Rafi tertawa sumbang mendengar ucapan Andi. Dia mengusap pipinya yang terasa panas. Dia mendorong tubuh sang papa hingga membentur ke dinding. Rafi juga meraih kerah kaos Andi dan menatap nyalang ke arah pria itu.

“Siapa dulu papanya? Papanya juga kurang ajar, otomatis lah anaknya juga kurang ajar. Tapi aku kurang ajarnya, sangat terhormat karena membela mama. Oh iya, sekurang ajarnya aku, nggak akan mencontoh perbuatan hina Papa ini. Aku jijik sama Papa. Kalau nggak ingat dosa, ingin aku hajar Papa hingga babak belur. Kita tanding satu lawan satu. Apakah Papa masih kuat melawan aku, setelah bergelut dengan Tania di atas ranjang?” desis Rafi penuh amarah.

Andi yang melihat amarah di kedua bola mata anak sulungnya itu, seketika ciut nyalinya. Jujur saja kalau dia takut Rafi akan menghajarnya. Andaikan itu terjadi, sudah pasti dirinya kalah dan akan babak belur. Menyadari hal itu Andi pun memegang tangan anaknya, berusaha menenangkan Rafi.

“Rafi, bisa kita ngomong baik-baik? Kita bicara berdua saja. Ini kan masalah keluarga, Raf,” bujuk Andi.

“Apa yang mau Papa jadikan alasan di pembicaraan kita? Mama yang sudah nggak enak melayani di atas ranjang karena usianya sudah kepala empat, begitu?” sahut Rafi dengan tatapan sinis.

Andi hanya bisa menghela napas panjang, dan menatap Rafi dengan tatapan canggung.

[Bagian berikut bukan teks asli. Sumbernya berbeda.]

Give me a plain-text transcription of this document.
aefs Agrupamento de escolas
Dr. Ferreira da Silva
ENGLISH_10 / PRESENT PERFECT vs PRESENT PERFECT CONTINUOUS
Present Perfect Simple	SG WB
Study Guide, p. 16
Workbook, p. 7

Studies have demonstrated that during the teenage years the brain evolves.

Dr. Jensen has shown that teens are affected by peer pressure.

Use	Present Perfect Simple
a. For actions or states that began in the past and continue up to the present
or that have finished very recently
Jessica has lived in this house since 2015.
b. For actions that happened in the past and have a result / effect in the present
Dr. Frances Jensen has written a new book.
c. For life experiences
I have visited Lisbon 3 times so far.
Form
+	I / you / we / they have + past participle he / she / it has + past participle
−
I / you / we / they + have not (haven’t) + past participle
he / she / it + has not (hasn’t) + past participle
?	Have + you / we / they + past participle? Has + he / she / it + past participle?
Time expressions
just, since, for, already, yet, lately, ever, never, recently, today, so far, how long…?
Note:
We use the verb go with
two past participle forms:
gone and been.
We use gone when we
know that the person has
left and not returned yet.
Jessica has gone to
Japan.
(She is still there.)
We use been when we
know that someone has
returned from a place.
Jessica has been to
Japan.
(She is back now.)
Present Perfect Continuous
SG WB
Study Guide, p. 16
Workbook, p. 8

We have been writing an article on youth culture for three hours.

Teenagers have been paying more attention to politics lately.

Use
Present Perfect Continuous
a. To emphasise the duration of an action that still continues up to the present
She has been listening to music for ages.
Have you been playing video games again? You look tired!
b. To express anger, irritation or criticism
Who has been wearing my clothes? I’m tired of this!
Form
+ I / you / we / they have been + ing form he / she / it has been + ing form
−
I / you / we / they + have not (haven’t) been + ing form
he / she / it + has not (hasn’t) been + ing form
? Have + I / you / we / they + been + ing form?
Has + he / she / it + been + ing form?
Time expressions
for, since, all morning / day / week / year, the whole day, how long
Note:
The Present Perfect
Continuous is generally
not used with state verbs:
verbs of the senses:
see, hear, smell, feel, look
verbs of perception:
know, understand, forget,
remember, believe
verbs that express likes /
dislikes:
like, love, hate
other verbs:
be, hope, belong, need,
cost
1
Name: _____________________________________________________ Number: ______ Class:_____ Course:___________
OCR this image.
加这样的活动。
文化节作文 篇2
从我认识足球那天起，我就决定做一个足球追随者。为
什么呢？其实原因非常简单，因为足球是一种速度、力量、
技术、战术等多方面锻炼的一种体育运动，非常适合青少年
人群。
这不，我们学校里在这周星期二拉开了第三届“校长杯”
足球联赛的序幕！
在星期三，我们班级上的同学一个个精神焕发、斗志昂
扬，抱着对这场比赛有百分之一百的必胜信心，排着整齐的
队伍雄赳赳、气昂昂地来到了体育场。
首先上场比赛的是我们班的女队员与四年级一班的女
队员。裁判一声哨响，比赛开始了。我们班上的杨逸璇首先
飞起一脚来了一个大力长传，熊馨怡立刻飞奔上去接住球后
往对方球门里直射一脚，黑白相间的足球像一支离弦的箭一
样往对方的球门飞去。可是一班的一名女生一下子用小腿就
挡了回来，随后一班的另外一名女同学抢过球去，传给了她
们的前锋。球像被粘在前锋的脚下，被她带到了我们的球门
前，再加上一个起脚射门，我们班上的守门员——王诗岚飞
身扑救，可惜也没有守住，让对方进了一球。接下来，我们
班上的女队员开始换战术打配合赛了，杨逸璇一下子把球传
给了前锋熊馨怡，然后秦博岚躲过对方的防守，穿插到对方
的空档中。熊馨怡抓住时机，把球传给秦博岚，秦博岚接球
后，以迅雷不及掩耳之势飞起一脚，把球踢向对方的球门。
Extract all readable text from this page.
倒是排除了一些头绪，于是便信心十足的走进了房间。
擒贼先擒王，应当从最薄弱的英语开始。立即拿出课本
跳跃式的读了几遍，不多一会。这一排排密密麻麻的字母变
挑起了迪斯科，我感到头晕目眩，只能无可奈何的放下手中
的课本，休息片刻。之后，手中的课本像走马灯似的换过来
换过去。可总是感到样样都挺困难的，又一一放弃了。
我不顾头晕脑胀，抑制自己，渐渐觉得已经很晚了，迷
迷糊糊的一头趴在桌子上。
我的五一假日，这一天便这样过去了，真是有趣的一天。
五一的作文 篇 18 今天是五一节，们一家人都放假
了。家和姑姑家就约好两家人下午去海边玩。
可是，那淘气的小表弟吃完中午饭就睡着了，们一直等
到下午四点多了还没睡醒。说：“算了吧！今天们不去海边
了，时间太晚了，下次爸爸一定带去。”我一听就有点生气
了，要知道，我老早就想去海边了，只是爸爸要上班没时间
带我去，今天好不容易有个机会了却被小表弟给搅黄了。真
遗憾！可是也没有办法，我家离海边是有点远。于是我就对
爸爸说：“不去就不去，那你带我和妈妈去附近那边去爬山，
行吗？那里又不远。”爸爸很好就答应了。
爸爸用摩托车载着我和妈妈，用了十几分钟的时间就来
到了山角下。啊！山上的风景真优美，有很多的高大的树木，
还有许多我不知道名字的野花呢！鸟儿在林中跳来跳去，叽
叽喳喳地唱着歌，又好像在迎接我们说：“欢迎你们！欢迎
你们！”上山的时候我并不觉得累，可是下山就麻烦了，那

Sementara itu, Reza dan Rudy yang berdiri di depan pintu lamar mandi sudah tak sabar lagi menunggu Tania keluar dari sana.

Mereka menggedor pintu kamar mandi seraya berteriak, “Tania keluar lu dari dalam kamar mandi! Kita hitung sampai tiga. Kalau di hitungan ketiga lu masih belum mau buka pintu, terpaksa kita dobrak pintu ini. Satu...dua...ti...”

Belum sempat Reza dan Rudy menyelesaikan hitungannya, pintu kamar mandi terbuka perlahan. Menampilkan sosok wanita muda dengan raut wajah ketakutan.

Rudy segera mengarahkan kamera ponselnya tepat ke wajah Tania. Membuat gadis itu gelagapan.

“Eh, apa-apaan ini? Lu rekam wajah gue ya, Rud?” ucap Tania. Dia lalu memalingkan wajahnya dan menutup wajah dengan kedua telapak tangan, menghindari dari sorot kamera ponsel Rudy.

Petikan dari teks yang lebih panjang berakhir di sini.